Günlerden bir gün Yaratan’a yine bir ilham geldi. İnsanların ilk atalarını yaptı. Tuttu dünyaya saldı.

Bizler sorduk:

“Ey kudreti sonsuz olan! Yeri göğü yarattın. Yerin göğün arasında türlü türlü şeyi yarattın.
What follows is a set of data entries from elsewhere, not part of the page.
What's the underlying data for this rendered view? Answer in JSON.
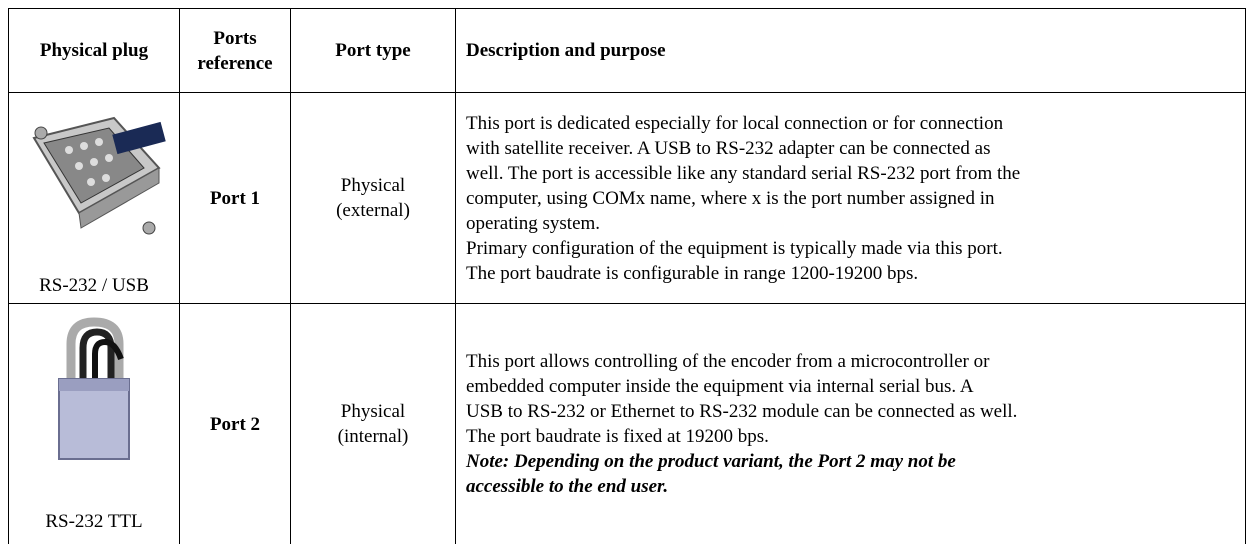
{
  "table": {
    "header": [
      "Physical plug",
      [
        "Ports",
        "reference"
      ],
      "Port type",
      "Description and purpose"
    ],
    "rows": [
      {
        "plug": "RS-232 / USB",
        "port": "Port 1",
        "type": [
          "Physical",
          "(external)"
        ],
        "description": [
          "This port is dedicated especially for local connection or for connection",
          "with satellite receiver. A USB to RS-232 adapter can be connected as",
          "well. The port is accessible like any standard serial RS-232 port from the",
          "computer, using COMx name, where x is the port number assigned in",
          "operating system.",
          "Primary configuration of the equipment is typically made via this port.",
          "The port baudrate is configurable in range 1200-19200 bps."
        ]
      },
      {
        "plug": "RS-232 TTL",
        "port": "Port 2",
        "type": [
          "Physical",
          "(internal)"
        ],
        "description": [
          "This port allows controlling of the encoder from a microcontroller or",
          "embedded computer inside the equipment via internal serial bus. A",
          "USB to RS-232 or Ethernet to RS-232 module can be connected as well.",
          "The port baudrate is fixed at 19200 bps."
        ],
        "note": [
          "Note: Depending on the product variant, the Port 2 may not be",
          "accessible to the end user."
        ]
      }
    ]
  }
}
Hepsinin başına Bizden bir müdür kıldın. İnsanevladını yarattın. Onu müdürsüz bıraktın.”

Yaratan dedi: “İnsanların akıllarını insanlara müdür kıldım.”
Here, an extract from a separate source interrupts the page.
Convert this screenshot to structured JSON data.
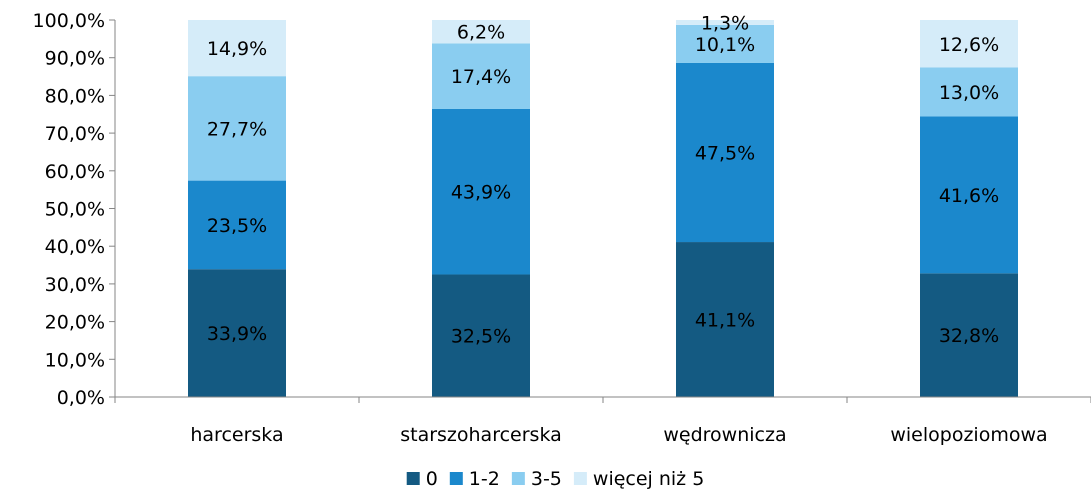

Bir sıkıntı çöktü içimize. Bu yolun sonu iyi değildir, dedik. Ancak Yaratan’ın sözüne karşı gelmek ne haddimize.

Bir gözümüz işimizde, bir gözümüz insanın üstündeydi. İzledik. Zaman oldu yol gösterdik. Zaman oldu baş eğdirdik.

Ağacın kökü derindir, bilir pars gibi koşamaz. Pars bilir yağmur olup yağamaz. Her çeşit kendi düzenini bilir iken, akıl türlü türlüdür. Azdır çoktur, vardır yoktur. İnsan bu çoklukta şaşırdı. Düzenini kör şaşı arandı. Kimisi kapılmıştı hırsa yazık. Sandı ki dünya ona köledir. Ettiği eziyet göğü aştı. Acı sözlerimiz Yaratan’a ulaştı.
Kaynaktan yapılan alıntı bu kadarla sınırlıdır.